The root of Dorstenia Contrayerva, Linné, and Dorstenia brasiliensis, Lamarck.
Nat. Ord.—Urticaceae.

Botanical Source.Dorstenia Contrayerva is a perennial caulescent plant, with a spindle-shaped root, from which arises a stem covered with spreading, green, scaly stipules. The leaves are palmate; the lobes lanceolate, acuminate, coarsely serrated and gashed, and occasionally almost pinnatifid. The receptacle is borne on a very long stalk, and is quadrangular, waivy, or plaited. The achenia are lenticular, and imbedded in the fleshy receptacle from which they are projected with elasticity when ripe (L.). The Dorstenia brasiliensis closely resembles the preceding.

History and Description.—These plants inhabit the tropical parts of South America. The root, which is the part used, is knotty and ovoid, woody, 1 or 2 inches long, of a reddish-brown color externally, and pale within; its diameter is about ½ an inch, and long, rough, slender fibers shoot out from all sides of it, especially its lower portion, and are generally loaded with small, brown knots. It has a peculiar aromatic odor, and a somewhat astringent, warm, bitterish taste, with some acridity when long chewed. As the fibers have but little odor or flavor they should be removed from the rhizome. It yields its virtues to alcohol, or water, at 100° C. (212° F.); the root abounds in mucilage; its tincture has an acid reaction on litmus.

The root of commerce is probably derived from several other species, which possess similar virtues, as the D. Houstoni, D. dracena, D. tubicina, and D. opifera. Monardes states that the word contrayerva is the Indo-Spanish term for alexi-pharmic or counterpoison.

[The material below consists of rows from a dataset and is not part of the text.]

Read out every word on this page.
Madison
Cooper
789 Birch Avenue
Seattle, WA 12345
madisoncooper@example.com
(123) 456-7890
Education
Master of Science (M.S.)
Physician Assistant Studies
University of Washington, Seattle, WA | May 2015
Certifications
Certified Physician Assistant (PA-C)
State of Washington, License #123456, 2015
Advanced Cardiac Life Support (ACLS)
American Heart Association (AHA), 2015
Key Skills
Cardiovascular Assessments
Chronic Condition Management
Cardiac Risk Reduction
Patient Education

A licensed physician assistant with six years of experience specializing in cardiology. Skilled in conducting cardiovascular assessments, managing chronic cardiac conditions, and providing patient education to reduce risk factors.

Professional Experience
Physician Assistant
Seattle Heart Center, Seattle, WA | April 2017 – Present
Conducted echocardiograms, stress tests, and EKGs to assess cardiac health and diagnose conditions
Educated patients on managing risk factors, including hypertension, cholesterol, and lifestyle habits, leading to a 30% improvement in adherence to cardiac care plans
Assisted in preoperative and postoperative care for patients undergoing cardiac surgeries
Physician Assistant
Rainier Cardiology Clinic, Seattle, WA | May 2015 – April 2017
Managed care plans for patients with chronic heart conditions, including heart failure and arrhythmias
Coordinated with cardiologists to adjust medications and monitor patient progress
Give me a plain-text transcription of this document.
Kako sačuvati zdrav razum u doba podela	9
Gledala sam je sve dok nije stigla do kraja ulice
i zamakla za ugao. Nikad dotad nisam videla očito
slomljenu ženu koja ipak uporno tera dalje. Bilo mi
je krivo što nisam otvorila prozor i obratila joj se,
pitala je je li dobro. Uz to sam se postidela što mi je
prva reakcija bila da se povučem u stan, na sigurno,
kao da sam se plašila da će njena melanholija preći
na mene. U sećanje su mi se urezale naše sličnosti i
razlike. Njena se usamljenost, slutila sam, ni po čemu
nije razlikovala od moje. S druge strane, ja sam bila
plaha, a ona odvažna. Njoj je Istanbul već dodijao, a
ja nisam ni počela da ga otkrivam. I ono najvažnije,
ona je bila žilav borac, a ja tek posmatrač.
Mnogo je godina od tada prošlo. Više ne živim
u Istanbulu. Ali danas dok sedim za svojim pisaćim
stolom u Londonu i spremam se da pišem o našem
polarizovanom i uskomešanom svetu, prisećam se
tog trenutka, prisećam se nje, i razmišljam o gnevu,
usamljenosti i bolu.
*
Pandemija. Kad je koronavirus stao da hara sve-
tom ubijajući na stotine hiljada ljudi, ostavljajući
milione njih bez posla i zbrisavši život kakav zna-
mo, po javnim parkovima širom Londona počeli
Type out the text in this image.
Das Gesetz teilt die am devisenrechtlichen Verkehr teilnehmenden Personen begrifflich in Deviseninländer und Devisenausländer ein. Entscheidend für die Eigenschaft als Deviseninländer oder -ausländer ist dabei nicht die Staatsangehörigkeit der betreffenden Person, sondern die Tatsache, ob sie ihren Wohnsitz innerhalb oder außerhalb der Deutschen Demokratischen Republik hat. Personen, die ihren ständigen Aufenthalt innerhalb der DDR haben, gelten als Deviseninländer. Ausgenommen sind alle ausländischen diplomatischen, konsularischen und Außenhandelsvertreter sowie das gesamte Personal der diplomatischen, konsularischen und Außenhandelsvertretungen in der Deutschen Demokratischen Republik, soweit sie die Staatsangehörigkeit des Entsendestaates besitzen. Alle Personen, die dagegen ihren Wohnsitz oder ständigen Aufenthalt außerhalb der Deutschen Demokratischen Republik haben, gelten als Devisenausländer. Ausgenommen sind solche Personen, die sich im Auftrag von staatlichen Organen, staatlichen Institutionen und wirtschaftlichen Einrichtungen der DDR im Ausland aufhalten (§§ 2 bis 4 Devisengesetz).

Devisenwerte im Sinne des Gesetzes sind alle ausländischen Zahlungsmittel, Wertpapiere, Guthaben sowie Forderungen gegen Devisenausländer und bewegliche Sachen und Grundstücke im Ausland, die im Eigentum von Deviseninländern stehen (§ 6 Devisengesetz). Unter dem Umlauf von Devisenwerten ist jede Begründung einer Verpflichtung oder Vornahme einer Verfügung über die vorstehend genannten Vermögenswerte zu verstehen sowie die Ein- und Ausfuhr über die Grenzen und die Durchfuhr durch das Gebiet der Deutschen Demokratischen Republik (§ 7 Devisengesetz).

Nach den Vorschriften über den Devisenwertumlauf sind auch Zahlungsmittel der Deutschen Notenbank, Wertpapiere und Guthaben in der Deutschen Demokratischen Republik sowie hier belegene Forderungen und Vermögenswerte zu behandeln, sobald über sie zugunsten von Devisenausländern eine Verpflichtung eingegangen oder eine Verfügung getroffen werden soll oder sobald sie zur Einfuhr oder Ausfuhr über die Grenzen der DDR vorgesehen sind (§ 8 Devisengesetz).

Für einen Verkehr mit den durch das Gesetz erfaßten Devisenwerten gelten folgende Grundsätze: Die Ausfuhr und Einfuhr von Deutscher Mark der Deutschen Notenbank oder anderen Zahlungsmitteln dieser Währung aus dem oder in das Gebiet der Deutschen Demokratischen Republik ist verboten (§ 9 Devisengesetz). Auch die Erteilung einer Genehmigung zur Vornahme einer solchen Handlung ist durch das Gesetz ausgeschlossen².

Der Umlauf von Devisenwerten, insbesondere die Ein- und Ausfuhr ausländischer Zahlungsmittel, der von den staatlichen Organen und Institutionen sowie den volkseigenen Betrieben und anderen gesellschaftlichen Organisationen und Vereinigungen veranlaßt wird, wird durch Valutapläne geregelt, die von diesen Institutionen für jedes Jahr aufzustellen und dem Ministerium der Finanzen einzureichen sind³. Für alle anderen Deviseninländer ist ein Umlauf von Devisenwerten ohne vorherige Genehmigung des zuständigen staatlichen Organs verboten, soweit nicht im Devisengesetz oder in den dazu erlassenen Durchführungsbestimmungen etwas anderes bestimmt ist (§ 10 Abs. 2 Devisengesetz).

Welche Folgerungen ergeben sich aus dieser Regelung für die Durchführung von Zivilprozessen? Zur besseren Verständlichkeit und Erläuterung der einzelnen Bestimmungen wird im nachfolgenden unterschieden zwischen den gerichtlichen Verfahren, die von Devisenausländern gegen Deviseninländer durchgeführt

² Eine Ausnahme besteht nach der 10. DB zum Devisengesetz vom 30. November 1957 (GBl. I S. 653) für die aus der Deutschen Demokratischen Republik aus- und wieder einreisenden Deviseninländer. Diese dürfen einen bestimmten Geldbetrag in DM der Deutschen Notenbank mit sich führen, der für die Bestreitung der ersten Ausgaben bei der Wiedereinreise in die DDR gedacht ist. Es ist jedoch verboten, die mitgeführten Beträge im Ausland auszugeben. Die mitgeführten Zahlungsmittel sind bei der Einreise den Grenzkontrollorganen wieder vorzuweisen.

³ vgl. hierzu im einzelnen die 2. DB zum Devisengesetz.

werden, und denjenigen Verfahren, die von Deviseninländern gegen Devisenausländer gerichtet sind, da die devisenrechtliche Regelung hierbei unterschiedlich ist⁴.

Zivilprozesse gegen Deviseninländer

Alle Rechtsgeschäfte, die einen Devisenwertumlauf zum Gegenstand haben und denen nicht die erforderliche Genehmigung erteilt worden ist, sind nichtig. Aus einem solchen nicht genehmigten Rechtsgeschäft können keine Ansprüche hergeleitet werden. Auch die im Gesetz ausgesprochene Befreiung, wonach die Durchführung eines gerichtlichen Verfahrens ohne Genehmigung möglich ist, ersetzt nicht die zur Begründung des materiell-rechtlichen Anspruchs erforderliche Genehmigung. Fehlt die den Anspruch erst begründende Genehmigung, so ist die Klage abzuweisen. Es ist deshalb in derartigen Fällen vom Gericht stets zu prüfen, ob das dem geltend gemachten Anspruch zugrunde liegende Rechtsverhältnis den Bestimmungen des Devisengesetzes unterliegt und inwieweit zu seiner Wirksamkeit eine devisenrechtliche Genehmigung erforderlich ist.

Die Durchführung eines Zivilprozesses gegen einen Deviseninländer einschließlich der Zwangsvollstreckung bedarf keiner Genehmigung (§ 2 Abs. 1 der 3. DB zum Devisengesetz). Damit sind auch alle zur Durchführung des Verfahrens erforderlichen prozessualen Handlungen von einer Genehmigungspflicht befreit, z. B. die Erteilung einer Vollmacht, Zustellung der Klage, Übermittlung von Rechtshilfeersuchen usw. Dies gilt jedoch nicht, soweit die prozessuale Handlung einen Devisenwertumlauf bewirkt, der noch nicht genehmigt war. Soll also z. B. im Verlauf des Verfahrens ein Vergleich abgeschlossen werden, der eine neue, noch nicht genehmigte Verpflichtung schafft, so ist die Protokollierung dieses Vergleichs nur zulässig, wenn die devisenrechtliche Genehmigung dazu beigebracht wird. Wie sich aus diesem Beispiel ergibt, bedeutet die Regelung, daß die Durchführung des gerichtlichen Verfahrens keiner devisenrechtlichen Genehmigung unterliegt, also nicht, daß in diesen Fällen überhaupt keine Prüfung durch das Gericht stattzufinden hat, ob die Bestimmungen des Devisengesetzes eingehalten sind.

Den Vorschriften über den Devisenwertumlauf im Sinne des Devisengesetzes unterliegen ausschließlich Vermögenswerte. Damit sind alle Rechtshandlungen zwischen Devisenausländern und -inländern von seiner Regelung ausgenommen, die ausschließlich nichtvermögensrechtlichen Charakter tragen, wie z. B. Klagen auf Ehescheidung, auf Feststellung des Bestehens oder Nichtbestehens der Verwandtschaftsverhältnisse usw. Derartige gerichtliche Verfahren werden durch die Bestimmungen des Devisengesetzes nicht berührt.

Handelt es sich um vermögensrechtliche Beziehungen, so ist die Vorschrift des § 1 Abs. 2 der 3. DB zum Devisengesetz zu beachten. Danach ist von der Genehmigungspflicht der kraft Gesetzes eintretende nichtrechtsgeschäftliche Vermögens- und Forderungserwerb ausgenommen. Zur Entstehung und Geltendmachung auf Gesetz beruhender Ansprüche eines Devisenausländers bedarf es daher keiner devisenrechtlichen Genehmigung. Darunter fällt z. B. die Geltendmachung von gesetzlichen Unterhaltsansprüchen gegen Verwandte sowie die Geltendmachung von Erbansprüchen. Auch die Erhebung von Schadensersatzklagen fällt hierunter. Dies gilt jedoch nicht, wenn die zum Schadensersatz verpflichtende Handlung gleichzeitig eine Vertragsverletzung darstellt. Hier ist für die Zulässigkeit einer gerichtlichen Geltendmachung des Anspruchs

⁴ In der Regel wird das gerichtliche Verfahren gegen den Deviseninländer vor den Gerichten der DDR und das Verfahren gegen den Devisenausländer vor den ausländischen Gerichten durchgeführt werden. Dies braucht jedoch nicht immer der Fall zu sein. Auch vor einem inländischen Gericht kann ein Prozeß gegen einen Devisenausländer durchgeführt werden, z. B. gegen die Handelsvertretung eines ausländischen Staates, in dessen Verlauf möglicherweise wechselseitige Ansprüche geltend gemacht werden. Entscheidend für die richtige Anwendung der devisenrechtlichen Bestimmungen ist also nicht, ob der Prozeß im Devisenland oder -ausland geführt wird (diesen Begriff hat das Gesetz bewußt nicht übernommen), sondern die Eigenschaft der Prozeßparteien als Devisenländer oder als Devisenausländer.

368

Chemical Composition.—According to Geiger, the root contains volatile oil, starch, and a non-crystalline bitter, to which may be added resin, free acid, and woody fiber.

Action, Medical Uses, and Dosage.—Contrayerva is a gentle stimulant and a diaphoretic, and is sometimes given in exanthematous diseases, typhus fever, and dysentery. Its dose, in powder, is 30 grains; the best form of administration is the infusion. The Virginia snake-root is preferred to it in this country.